Разгадочно-пугающи были думы, оттуда плывущие.
- Как так? Надя?
Сияния мечтанные слов, поцелуев, дум за ночь венцом вокруг Нади сестры свились. Сияния мечтанные, уже более года зародившиеся в душе и уготованные для той неведомой, которую встретит там в Петербурге скоро-скоро. В первый раз в университет идя, ее встретит. Мечты, сияющие бриллиантами завтрашнего дня. Сияния мечтанные в тусклости ненастоящего и смешного, и больного сегодня.
- Как так? Надя? Сестра?
Сквозь сине-стеклянную стену сна ночного разглядывает вчерашний вечер. Болтали про родную крепость, про весь зверинец. Весело было. Кикимора французская глазами хлопает - весело. Мѵроносицкого выговорить не может - весело. Учили долго. А она свое:
- Mironot... Mironot...
Так и порешили:
- Monsieur Mironot.
Еще веселее.
Вспоминает. Сквозь сине-стеклянную стену разглядывает вечер вчерашний, близкий и внезапно далекий. Склонилась Надя сестра лицом своим к его лицу. Смешное про кикимору рассказывала. Роман, что ли. Потом еще. И еще. Заморгал Виктор.
- Ба! Чужое лицо. Чужое!
Впервые видит. Три года. И не помнит, какая была в крепости. Бегала, болтала, плакала, потом заболела. И не вглядывался. Смотрит - новое лицо, невиданное. Взгляд умный; глубокий взгляд. А губы смешное говорить пытаются. А еще склонилась, смотрит он: лицо старое. Милое-милое и старое. Старостью болезни? Старостью дум? Старое-старое. Мысль тогда крылом взмахнула:
«Это потому, что близко».
И еще взмахнула:
«И я ведь старый уже...»
Усмешка кривая.
Тогда еще не ясно было. Оба смеялись. И смех свой, усталый уже, подхлестывали.
Но когда Надя ласково прогнала спать зевающую тайате - лекарство, пожалуйста, приготовьте, а я сейчас, - змеи тогда вкруг стола зашипели.
Не потому же ведь, что вдвоем остались брат с сестрой?
Шипели змеи очарования. Тихое, насмешливое Надя говорила что? С пола змеи поднялись, ангелами стали. Слушал тихое. Что? Что? Отлетело испуганно-стыдящееся веселье несуразное. Счастье - не счастье. Горе - не горе; большое нечто, гудящее, слов не говорящее, облаком вкруг них стоит, вкруг их стола. И отвечал. И спрашивал. И слушал, слушал.
«О чем же? О чем же мы вчера?..»
И лицо ее склонялось часто. И вот отклонилась она, Надя. Испуганно выглядывает из ущелья скал одиночества. И тогда к ней он склоняется. Его лицо к ее лицу. Старое лицо! Старое лицо! Не старостью старое, но старое мечтами о любимом.
- Обо мне?
Убиваемый далекостью оркестр чуть слышен был. Молчали, кажется.
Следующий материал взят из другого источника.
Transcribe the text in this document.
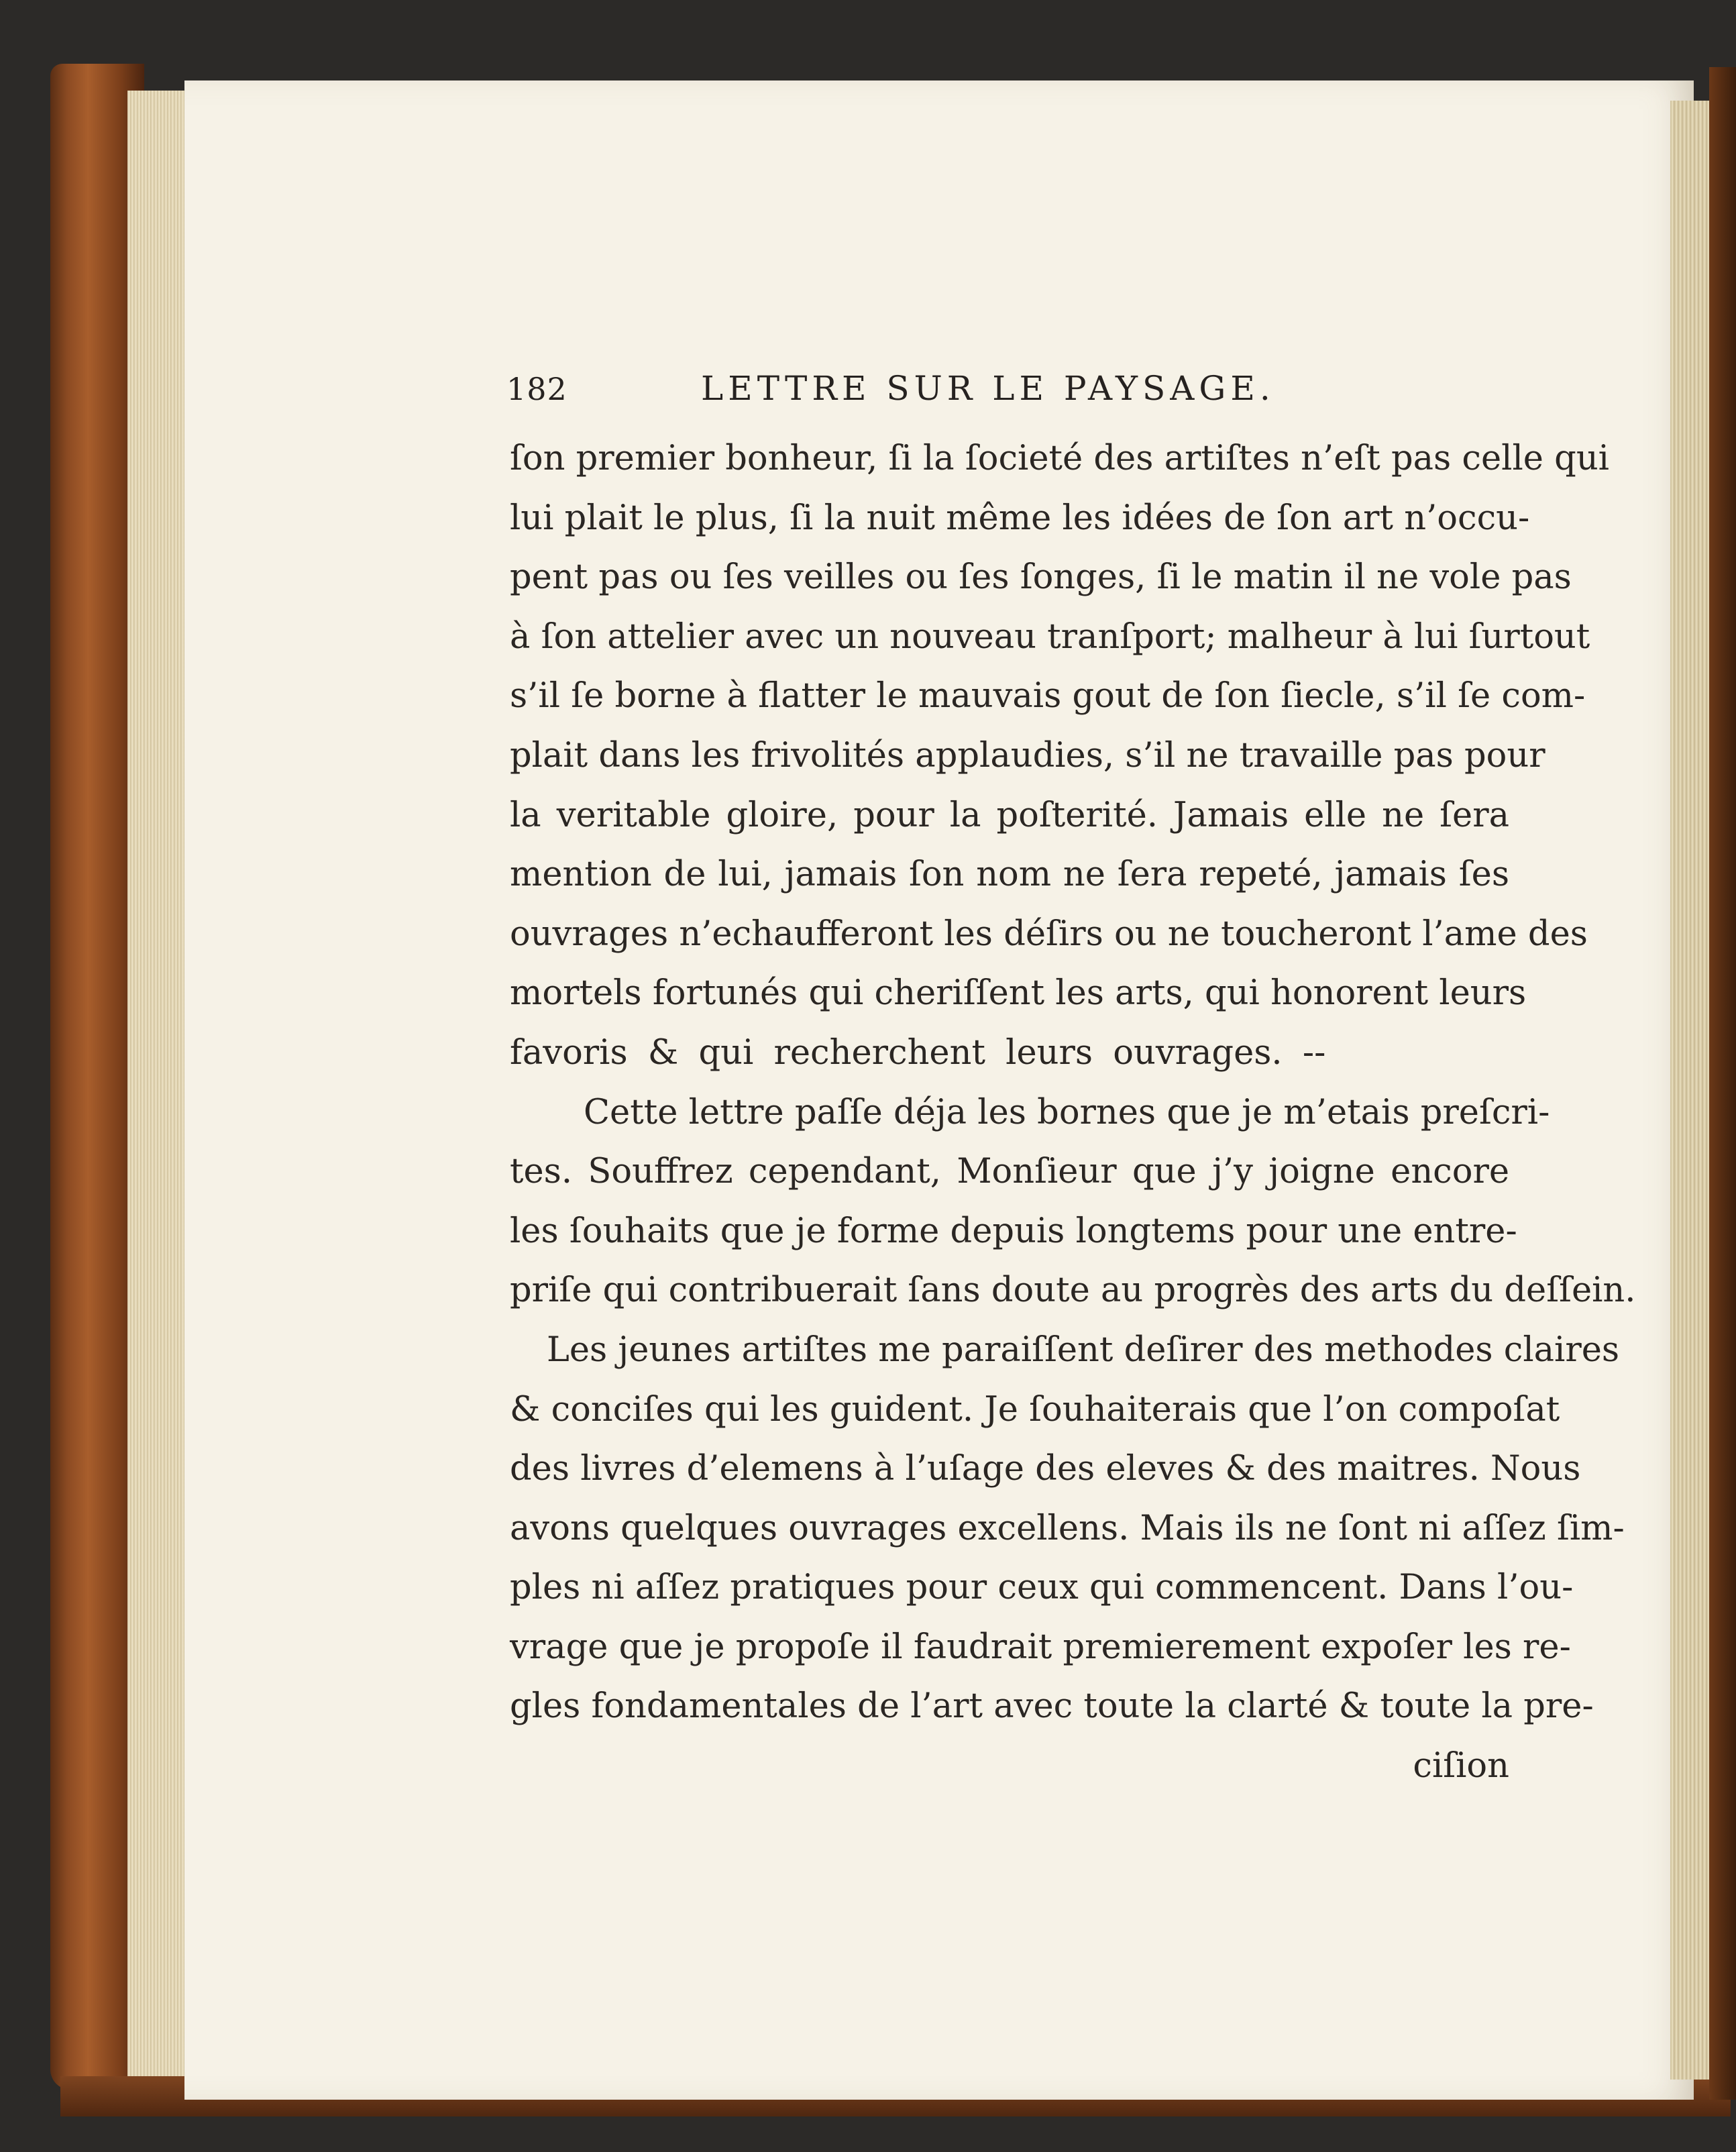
182	LETTRE SUR LE PAYSAGE.
ſon premier bonheur, ſi la ſocieté des artiſtes n’eſt pas celle qui
lui plait le plus, ſi la nuit même les idées de ſon art n’occu-
pent pas ou ſes veilles ou ſes ſonges, ſi le matin il ne vole pas
à ſon attelier avec un nouveau tranſport; malheur à lui ſurtout
s’il ſe borne à flatter le mauvais gout de ſon ſiecle, s’il ſe com-
plait dans les frivolités applaudies, s’il ne travaille pas pour
la veritable gloire, pour la poſterité. Jamais elle ne ſera
mention de lui, jamais ſon nom ne ſera repeté, jamais ſes
ouvrages n’echaufferont les déſirs ou ne toucheront l’ame des
mortels fortunés qui cheriſſent les arts, qui honorent leurs
favoris & qui recherchent leurs ouvrages. --
Cette lettre paſſe déja les bornes que je m’etais preſcri-
tes. Souffrez cependant, Monſieur que j’y joigne encore
les ſouhaits que je forme depuis longtems pour une entre-
priſe qui contribuerait ſans doute au progrès des arts du deſſein.
Les jeunes artiſtes me paraiſſent deſirer des methodes claires
& conciſes qui les guident. Je ſouhaiterais que l’on compoſat
des livres d’elemens à l’uſage des eleves & des maitres. Nous
avons quelques ouvrages excellens. Mais ils ne ſont ni aſſez ſim-
ples ni aſſez pratiques pour ceux qui commencent. Dans l’ou-
vrage que je propoſe il faudrait premierement expoſer les re-
gles fondamentales de l’art avec toute la clarté & toute la pre-
ciſion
- Это хорошо, что ты приехал. Скучно мне было.
- Нет! Не Надя это. Не Надя. Не сестра.
Говорила волхвованиями, говорила страстью неземною. Да так ли? Губки ее красные перед зубками прыгают. Не губки - уста, уста. Склонялись друг к другу лица незнакомые. Не знает брат сестры своей. Говорит что-то, но что-то иное, иное сказать хочет. И она тоже иное. И час ночной. И пора. Кто-то сказал:
- Прощай.
Кто-то еще сказал:
- Прощай. До завтра.
Кто-то сказал:
- Ну, поцелуемся.
Надя! Надя!
И вот глаза открылись в день. Смешливая игра лучей на вещах незнаемой комнаты. Бежать! Умылся, оделся, убежал. Вот и камни улицы под ногами. Солнце-то! Солнце-то! И шел-бежал. И насвистывал. Радуется-хохочет Солнце. Не хочет оно быть вечным ныне.
- Я юное.
Хохочет-радуется; прогнало ночных.
И бродил у моря. И видел больных, ползающих людей. И видел таких же, как он, праздных; и весело молчал про них.
- Шалопаи!
И было весело, так как ночные ушли в пропасть. Белые дома, чужие люди. А море синее-синее. И никто не сказал; ничто не сказало:
- Лжешь.
Весело было создавать monsieur Mironot. Пятью франками подкупленный слуга шестого этажа, спешно во что-то переодетый, бормоча исковерканные слова, был представлен madame Jolie и хохочущей Наде. Хохочущей смехом забвенным. И отпущен был monsieur Mironot к очередным своим делам.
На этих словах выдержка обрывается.